Guantánamo

Islamic State prisoners to Guantánamo? White House says no

Army guards move a captive from his cell in Camp 5 on Oct. 18, 2011 in a U.S. military photo released by the U.S. Navy base at Guantanamo Bay, Cuba.
Army guards move a captive from his cell in Camp 5 on Oct. 18, 2011 in a U.S. military photo released by the U.S. Navy base at Guantanamo Bay, Cuba. US NAVY

So far the U.S. military’s aerial offensive in Iraq and Syria has killed, not captured suspected insurgents.

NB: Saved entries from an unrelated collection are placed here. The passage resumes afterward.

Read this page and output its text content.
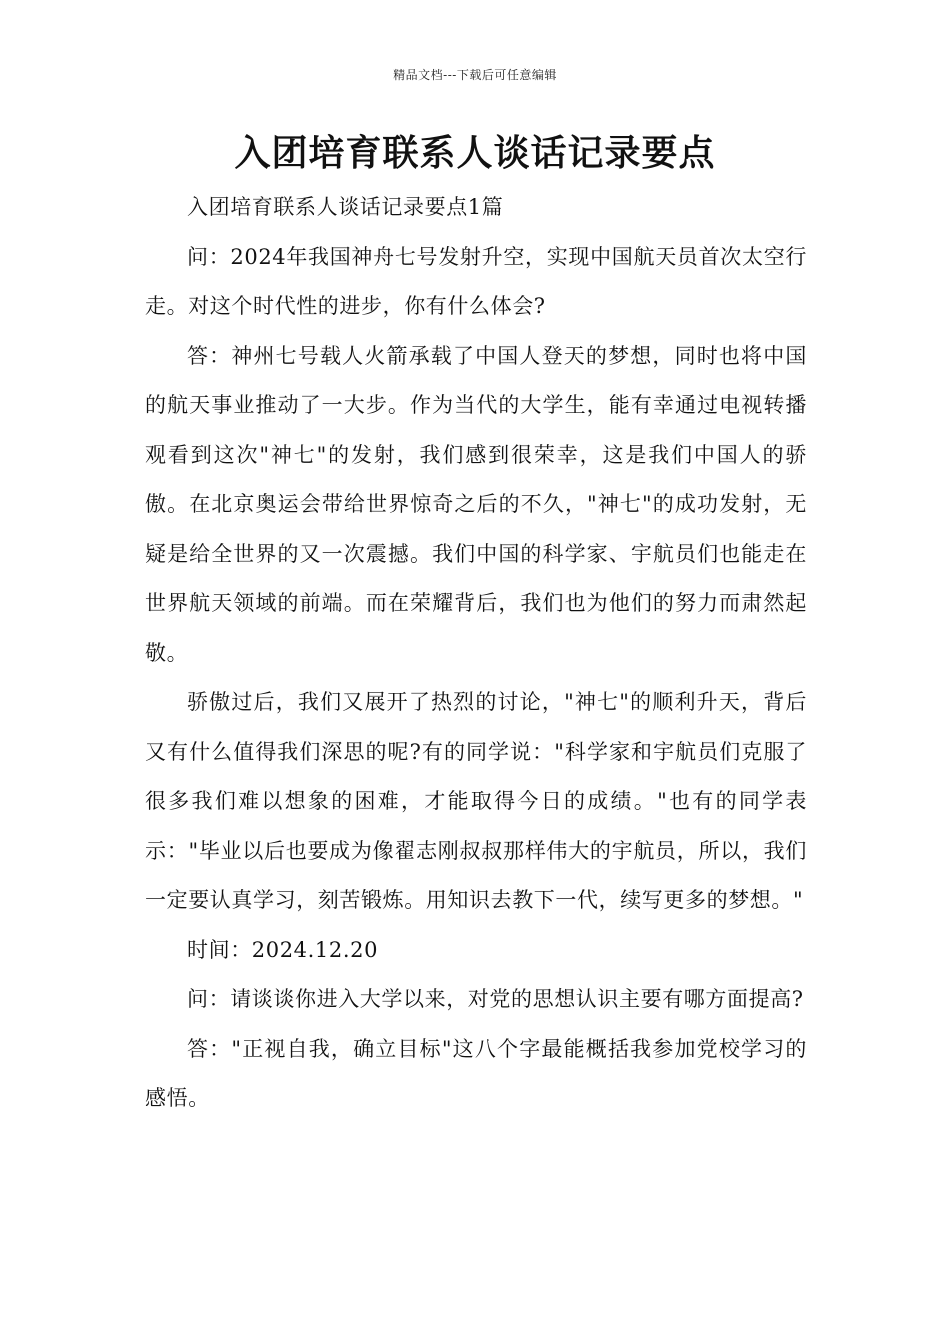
精品文档---下载后可任意编辑
入团培育联系人谈话记录要点

入团培育联系人谈话记录要点1篇

问：2024年我国神舟七号发射升空，实现中国航天员首次太空行走。对这个时代性的进步，你有什么体会?

答：神州七号载人火箭承载了中国人登天的梦想，同时也将中国的航天事业推动了一大步。作为当代的大学生，能有幸通过电视转播观看到这次"神七"的发射，我们感到很荣幸，这是我们中国人的骄傲。在北京奥运会带给世界惊奇之后的不久，"神七"的成功发射，无疑是给全世界的又一次震撼。我们中国的科学家、宇航员们也能走在世界航天领域的前端。而在荣耀背后，我们也为他们的努力而肃然起敬。

骄傲过后，我们又展开了热烈的讨论，"神七"的顺利升天，背后又有什么值得我们深思的呢?有的同学说："科学家和宇航员们克服了很多我们难以想象的困难，才能取得今日的成绩。"也有的同学表示："毕业以后也要成为像翟志刚叔叔那样伟大的宇航员，所以，我们一定要认真学习，刻苦锻炼。用知识去教下一代，续写更多的梦想。"

时间：2024.12.20

问：请谈谈你进入大学以来，对党的思想认识主要有哪方面提高?

答："正视自我，确立目标"这八个字最能概括我参加党校学习的感悟。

But if a regional ally were to turn over Islamic State or Khorasan fighters to the United States, the White House has no intention of holding them at Guantánamo Bay, the prison the president keeps promising to close.

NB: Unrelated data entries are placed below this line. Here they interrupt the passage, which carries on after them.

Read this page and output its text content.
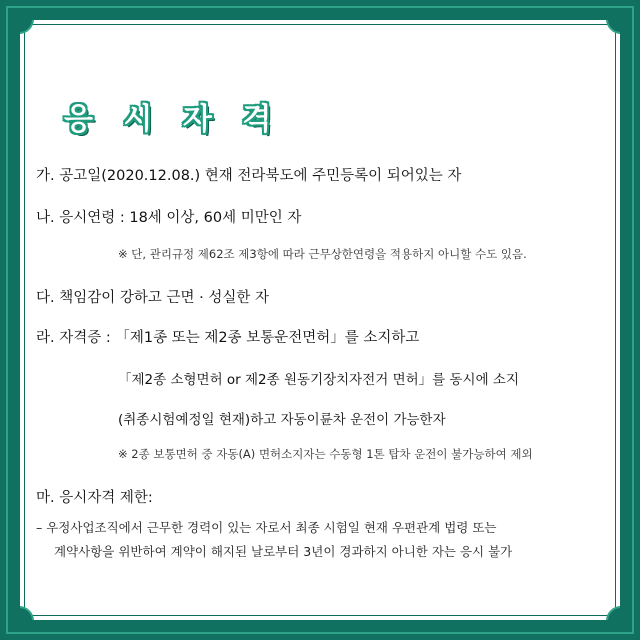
응 시 자 격
가. 공고일(2020.12.08.) 현재 전라북도에 주민등록이 되어있는 자
나. 응시연령 : 18세 이상, 60세 미만인 자
※ 단, 관리규정 제62조 제3항에 따라 근무상한연령을 적용하지 아니할 수도 있음.
다. 책임감이 강하고 근면 · 성실한 자
라. 자격증 : 「제1종 또는 제2종 보통운전면허」를 소지하고
「제2종 소형면허 or 제2종 원동기장치자전거 면허」를 동시에 소지
(취종시험예정일 현재)하고 자동이륜차 운전이 가능한자
※ 2종 보통면허 중 자동(A) 면허소지자는 수동형 1톤 탑차 운전이 불가능하여 제외
마. 응시자격 제한:
– 우정사업조직에서 근무한 경력이 있는 자로서 최종 시험일 현재 우편관계 법령 또는
계약사항을 위반하여 계약이 해지된 날로부터 3년이 경과하지 아니한 자는 응시 불가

“This administration has not added a single person to the Guantánamo population since President Obama took office and we don’t intend to,” White House spokeswoman Caitlin Hayden said Wednesday.

Where they’d be held, however, and whether they’d be tried as alleged war criminals is an open question.

At Guantánamo, where a Pentagon staff of about 2,200 is holding 149 captives — half cleared for transfer, the prison would not say Wednesday whether it was on standby for Islamic State or other Syrian prisoners. “I don’t have anything for you on your question,” says Navy Capt. Tom Gresback, a prison spokesman.

The last prisoner got to Guantánamo in March 2008. He’s an Afghani who before that was held by the CIA, and he has never been charged with a crime.

Then Obama came to office, ordered his administration to close it and imposed a moratorium on new arrivals.

Now the administration is waging a new campaign — though still early — almost straight from the Israeli playbook: Long range, take-no-prisoner airstrikes, which are described as surgical and meant to disrupt and destroy suspect enemy infrastructure.

At the Pentagon, the Detainee Affairs division has been researching a reporter’s question this week on what would be the status of a captive from the Islamic State. Privately, administration officials say a White House decision to forbid “boots on the ground” makes the possibility of taking prisoners remote.

“As you know, the United States military is not engaging ISIL or Khorasan on the ground,” said Hayden, the White House National Security Council spokeswoman.

But the argument overlooks a key fact of war-on-terror history: Many of the 799 men brought to Guantánamo weren’t scooped up by U.S. troops on the ground. They were handed over by regional allies, Muslim forces.

Meantime, the new Islamic State threat, says Cully Stimson, who ran Defense Department Detainee Affairs for Bush, both complicates the Guantánamo closure issue and raises the question of where to hold new war-on-terror captives — on a U.S. Navy ship or in theater?

“The threat of ISIS, the threat of ISIS fighters coming to the United States or affecting U.S. or ally interests makes it more difficult for the administration to close Guantánamo,” he said.

Obama is pursuing the air campaign under the Authorization for Use of Military Force against al-Qaida adopted by Congress, the same authority that the Pentagon prosecutor invokes in pursuing war court cases. The law governing military commissions at the court George W. Bush established and Barack Obama reformed doesn’t restrict that work to the Guantánamo detainee population.

In fact, in May 2013, Obama ordered the Defense Department to establish a place on U.S. soil to hold military commissions — something Congress has blocked for Guantánamo captives, but theoretically could be used to try other war prisoners held by the U.S. elsewhere.

For his part, Army Brig. Gen. Mark Martins wouldn’t speculate recently on whether Islamic State captives could be subject to trial by military commissions.

But a Pentagon spokesman appeared not to rule it out. Army Lt. Col. Myles Caggins III said the job of the Pentagon war crimes prosecutor “includes continual assessment of whether individuals who may be non-citizen unprivileged enemy belligerents can be proved by competent, admissible evidence to have committed an offense triable by military commission.”

So far, the administration hasn’t exercised that option and instead brought terror suspects to federal court for trial, mostly ending in swift plea agreements and long sentences. In two instances, the administration interrogated those suspects at sea, then charged them with federal crimes.